Fully-Automated Code Generation for Efficient Computation of Sparse Matrix Permanents on GPUs
Deniz Elbek, Kamer Kaya
TL;DR
This work addresses the challenge of computing the permanent of sparse matrices on GPUs by introducing fully-automated code generation that tailors matrix-specific kernels to sparsity patterns. It presents two complementary techniques: a register-centric approach that stores per-row sums $x$ in registers via inclusion/exclusion kernels, and a hybrid memory approach that combines registers with global memory guided by matrix ordering and partitioning. The use of Gray-code structure and a recursive signed changed-bit sequence minimizes control divergence, while permanent ordering and partitioning optimize register usage. Experimental results show substantial speedups over CPU and prior GPU baselines on both synthetic and real-life sparse matrices, with CodeGen-Hybrid delivering up to ~$31\times$ (CPU) and ~ $8\times$ (GPU) improvements on synthetic data, and ~$24.9\times$ and ~$4.9\times$ on real-life data.
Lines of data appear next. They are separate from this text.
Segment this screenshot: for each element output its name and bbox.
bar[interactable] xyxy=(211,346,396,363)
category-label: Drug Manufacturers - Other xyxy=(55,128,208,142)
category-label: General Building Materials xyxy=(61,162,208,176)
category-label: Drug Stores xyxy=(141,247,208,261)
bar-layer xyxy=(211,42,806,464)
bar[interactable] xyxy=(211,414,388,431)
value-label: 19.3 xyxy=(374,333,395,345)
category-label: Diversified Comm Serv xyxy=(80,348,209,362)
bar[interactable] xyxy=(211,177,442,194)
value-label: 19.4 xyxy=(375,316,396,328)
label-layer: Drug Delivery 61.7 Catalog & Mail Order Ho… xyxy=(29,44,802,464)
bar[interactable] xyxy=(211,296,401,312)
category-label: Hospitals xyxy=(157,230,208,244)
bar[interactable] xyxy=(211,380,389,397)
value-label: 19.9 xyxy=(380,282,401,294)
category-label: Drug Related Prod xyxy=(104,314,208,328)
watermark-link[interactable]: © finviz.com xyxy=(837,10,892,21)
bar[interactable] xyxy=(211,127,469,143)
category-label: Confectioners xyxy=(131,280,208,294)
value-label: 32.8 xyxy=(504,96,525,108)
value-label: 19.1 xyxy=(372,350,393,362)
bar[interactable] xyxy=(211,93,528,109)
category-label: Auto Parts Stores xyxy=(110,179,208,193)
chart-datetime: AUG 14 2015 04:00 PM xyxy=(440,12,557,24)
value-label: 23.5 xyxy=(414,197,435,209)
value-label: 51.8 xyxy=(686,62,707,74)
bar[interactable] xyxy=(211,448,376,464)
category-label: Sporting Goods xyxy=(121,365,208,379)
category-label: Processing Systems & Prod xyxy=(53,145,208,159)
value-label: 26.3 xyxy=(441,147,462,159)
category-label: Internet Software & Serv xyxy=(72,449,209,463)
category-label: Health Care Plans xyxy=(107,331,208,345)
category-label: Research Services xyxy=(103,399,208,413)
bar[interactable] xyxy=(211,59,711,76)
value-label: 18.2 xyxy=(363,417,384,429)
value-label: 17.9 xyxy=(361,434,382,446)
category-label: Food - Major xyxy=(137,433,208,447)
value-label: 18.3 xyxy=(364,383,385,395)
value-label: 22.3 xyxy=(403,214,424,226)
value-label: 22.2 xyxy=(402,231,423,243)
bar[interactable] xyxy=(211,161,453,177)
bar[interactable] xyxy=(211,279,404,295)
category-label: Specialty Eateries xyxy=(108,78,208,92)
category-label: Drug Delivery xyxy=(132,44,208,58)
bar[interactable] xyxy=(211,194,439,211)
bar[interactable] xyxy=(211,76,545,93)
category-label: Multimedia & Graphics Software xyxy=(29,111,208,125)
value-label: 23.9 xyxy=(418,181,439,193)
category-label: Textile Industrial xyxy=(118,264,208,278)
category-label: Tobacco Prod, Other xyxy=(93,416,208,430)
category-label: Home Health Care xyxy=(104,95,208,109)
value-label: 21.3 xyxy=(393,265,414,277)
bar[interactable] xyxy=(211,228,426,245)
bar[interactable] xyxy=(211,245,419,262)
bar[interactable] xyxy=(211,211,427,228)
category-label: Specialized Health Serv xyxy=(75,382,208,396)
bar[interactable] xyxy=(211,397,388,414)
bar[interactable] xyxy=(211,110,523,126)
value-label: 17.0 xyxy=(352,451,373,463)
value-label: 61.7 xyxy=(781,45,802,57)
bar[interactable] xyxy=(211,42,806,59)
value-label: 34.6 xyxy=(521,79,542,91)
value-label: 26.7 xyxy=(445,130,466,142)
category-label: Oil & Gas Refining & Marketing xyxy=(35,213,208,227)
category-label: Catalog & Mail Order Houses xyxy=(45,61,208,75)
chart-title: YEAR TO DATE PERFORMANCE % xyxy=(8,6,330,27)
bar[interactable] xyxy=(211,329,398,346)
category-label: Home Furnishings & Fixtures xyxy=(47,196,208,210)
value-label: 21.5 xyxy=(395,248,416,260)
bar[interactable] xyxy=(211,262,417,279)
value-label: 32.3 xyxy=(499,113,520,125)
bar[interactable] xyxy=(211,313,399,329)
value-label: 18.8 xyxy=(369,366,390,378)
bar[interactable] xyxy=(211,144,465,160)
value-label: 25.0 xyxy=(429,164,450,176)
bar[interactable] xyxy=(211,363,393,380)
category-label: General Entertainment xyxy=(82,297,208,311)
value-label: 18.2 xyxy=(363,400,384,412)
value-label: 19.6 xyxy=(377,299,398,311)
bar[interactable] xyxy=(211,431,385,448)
The work demonstrates the practicality of matrix-specific GPU code generation for sparse permanents and outlines directions for multi-GPU scalability and smarter memory spill strategies.
Abstract
Registers are the fastest memory components within the GPU's complex memory hierarchy, accessed by names rather than addresses. They are managed entirely by the compiler through a process called register allocation, during which the compiler attempts to cache predictable data from thread-local memory into thread-private registers. Computing the permanent of a sparse matrix poses a challenge for compilers, as optimizing this process is hindered by the unpredictable distribution of nonzero elements, which only become known at runtime. In this work, we employ fully-automated code generation to address this, producing highly optimized kernels tailored to the matrix's sparsity pattern. State-of-the-art permanent computation algorithms require each thread to store a private array, denoted x, of size n. We first propose a technique that fully stores these arrays in registers, with inclusion and exclusion kernels generated for each column. To minimize control divergence and reduce the number of unique kernels within a warp, we exploit the internal structure of Gray codes, which are also used in the state-of-the-art algorithm. Our second technique reduces register pressure by utilizing both registers and global memory and introduces a matrix ordering and partitioning strategy for greater efficiency. On synthetic matrices, this approach achieves a 31x speedup over state-of-the-art CPU implementations on 112 cores, and an 8x speedup compared to our traditional GPU implementation. For real-world matrices, these speedups are 24.9x and 4.9x.